American data center operator Digital Realty may be hiring more staffers in the Asia Pacific region, and is on the cusp of looking at a third facility in Singapore, according to senior company executives.
As we enter the last few weeks of 2018, DCD spoke to Digital Realty CEO Bill Stein and APAC CFO Krupal Raval to find where Digital Realty is headed in the Asia Pacific region (APAC).
Digital Realty in APAC
The APAC region is highly dispersed, said Stein, with large barriers in terms of physical distance and culture. By comparison, in a market like the United States any differences between data centers in California and Texas are much smaller, given the fact that both states belong to the same country and use the same currency.
“I think it takes more skills to function effectively in these markets, more sensitivity," he said. "Even two cities in Europe, such as Amsterdam and Frankfurt will not be as different as Singapore and Hong Kong.”
Diversity needs local skills
This diversity and Digital Realty’s rapid growth in APAC could well see the company hiring soon, Stein hinted: “It’s probably important to have people here who are more familiar with the local market. We’ll probably need to build up more staff in some of these major markets, because it is so hard to cover everywhere.
And trade war or not, Stein doesn’t think macroeconomic considerations will stop the greater wave of changes wrought as IT workloads around the world are moved to the cloud – creating incredible demand for public cloud providers.

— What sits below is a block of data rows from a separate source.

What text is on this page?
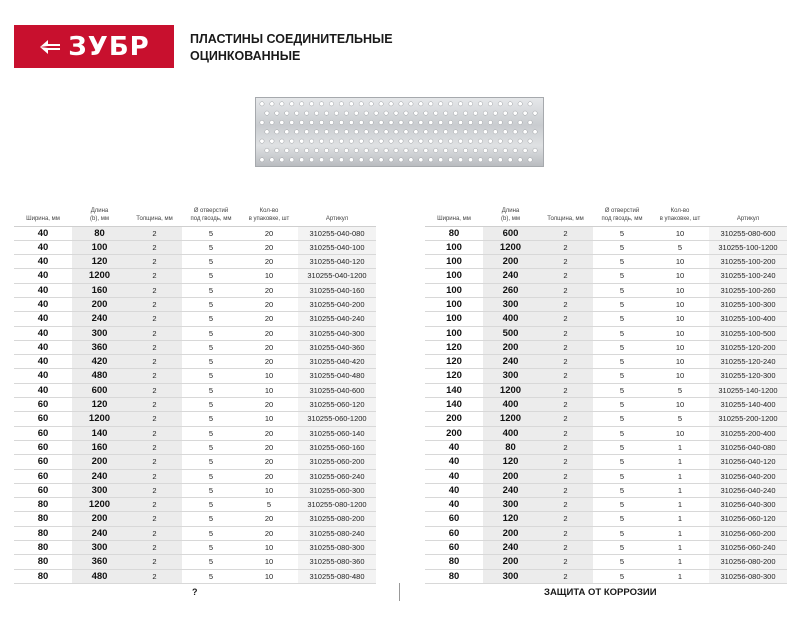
ЗУБР	ПЛАСТИНЫ СОЕДИНИТЕЛЬНЫЕ
ОЦИНКОВАННЫЕ
Ширина, мм	Длина
(b), мм	Толщина, мм	Ø отверстий
под гвоздь, мм	Кол-во
в упаковке, шт	Артикул
40	80	2	5	20	310255-040-080
40	100	2	5	20	310255-040-100
40	120	2	5	20	310255-040-120
40	1200	2	5	10	310255-040-1200
40	160	2	5	20	310255-040-160
40	200	2	5	20	310255-040-200
40	240	2	5	20	310255-040-240
40	300	2	5	20	310255-040-300
40	360	2	5	20	310255-040-360
40	420	2	5	20	310255-040-420
40	480	2	5	10	310255-040-480
40	600	2	5	10	310255-040-600
60	120	2	5	20	310255-060-120
60	1200	2	5	10	310255-060-1200
60	140	2	5	20	310255-060-140
60	160	2	5	20	310255-060-160
60	200	2	5	20	310255-060-200
60	240	2	5	20	310255-060-240
60	300	2	5	10	310255-060-300
80	1200	2	5	5	310255-080-1200
80	200	2	5	20	310255-080-200
80	240	2	5	20	310255-080-240
80	300	2	5	10	310255-080-300
80	360	2	5	10	310255-080-360
80	480	2	5	10	310255-080-480
Ширина, мм	Длина
(b), мм	Толщина, мм	Ø отверстий
под гвоздь, мм	Кол-во
в упаковке, шт	Артикул
80	600	2	5	10	310255-080-600
100	1200	2	5	5	310255-100-1200
100	200	2	5	10	310255-100-200
100	240	2	5	10	310255-100-240
100	260	2	5	10	310255-100-260
100	300	2	5	10	310255-100-300
100	400	2	5	10	310255-100-400
100	500	2	5	10	310255-100-500
120	200	2	5	10	310255-120-200
120	240	2	5	10	310255-120-240
120	300	2	5	10	310255-120-300
140	1200	2	5	5	310255-140-1200
140	400	2	5	10	310255-140-400
200	1200	2	5	5	310255-200-1200
200	400	2	5	10	310255-200-400
40	80	2	5	1	310256-040-080
40	120	2	5	1	310256-040-120
40	200	2	5	1	310256-040-200
40	240	2	5	1	310256-040-240
40	300	2	5	1	310256-040-300
60	120	2	5	1	310256-060-120
60	200	2	5	1	310256-060-200
60	240	2	5	1	310256-060-240
80	200	2	5	1	310256-080-200
80	300	2	5	1	310256-080-300
?	ЗАЩИТА ОТ КОРРОЗИИ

“If you are a major cloud service provider, you must have a product to sell,” he explained. “From an APAC perspective, I think that our clients are taking the long view.”
Growing in APAC
Krupal Raval, Digital Realty’s APAC CFO, traced Digital Realty’s entry into the APAC market with the establishment of its regional headquarters in Singapore, before going into Hong Kong and Australia. Since then, the data center and colocation provider opened its first facility in Japan in 2017, and in the same year partnered with Mitsubishi Corporation to reportedly build as many as 10 data centers on the island nation.
“Ultimately, we want to go where customers are going. [Customers] first start where we are, then piggy back to where we’re going… this is the reason our clients perpetually come to us and say: ‘Can you explore this market?’,” he said.
Raval sidestepped the question of which APAC country Digital Realty will go into next, but he confirmed that Indonesia and South Korea are among the markets that the company are currently exploring. “A lot of major cloud providers want to go into these markets. For better or worse, the current inventory may not meet their exact requirements.”
With data centers appearing in every corner of the globe, why did Digital Realty choose Singapore as its regional headquarters? Stein cited the pro-business climate in the data center hub, as well as the fact that it has grown into an important regional financial center.
“The Singapore government has tried to be very proactive in identifying ways to support businesses. They are very keen to collaborate with us and talk to us about what the pain points are, and to remove some of the obstacles. The forward-thinking element is really a differentiator and a very big boon for the country,” said Raval.
Moreover, a vibrant ecosystem of cloud providers and their customers has set up in Singapore. With the hybrid cloud “alive and well” in Singapore, this has translated into a robust demand side of the equation, says Raval.
The road ahead
Raval is upbeat about the data center industry’s growth prospects over the next few years. “I think the demand side of the equation is going to be unabated for several years, macro elements notwithstanding, of course,” he said.
Stein sees the APAC data center demand mirroring the huge growth experienced in the US over the last few years: “The US was on an incredible growth trajectory." He sees the APAC region following what happened in the US three years before.
But will the trend of social media and cloud giants building their own facilities dampen demand for colocation space? For instance, Facebook in August announced a US$1 billion facility at Tanjong Kling in Singapore, where public cloud giant Amazon Web Services (AWS) is also known to be building a new greenfield facility.
“Companies building their own facilities are not new news. Facebook first built their own data center in Eastern Oregon, maybe 10 years ago. They continue to [lease] space from us in the US and around the world. A lot of these firms are adopting what I call a hybrid model, where they own and lease space. We can offer space – a lot of space, faster,” said Stein.
In the meantime, Raval hinted at impending plans for a new facility in Singapore. “Now we’re at the stage where our Loyang capacity is at the trigger point to look at a new build,” he said, pointing to robust momentum in Singapore.
“We want to give our customers confidence that we are not going to run out of capacity. We are all ready for the next facility. We are a conservative company, but [the willingness to build] reflects our confidence in demand,” said Raval.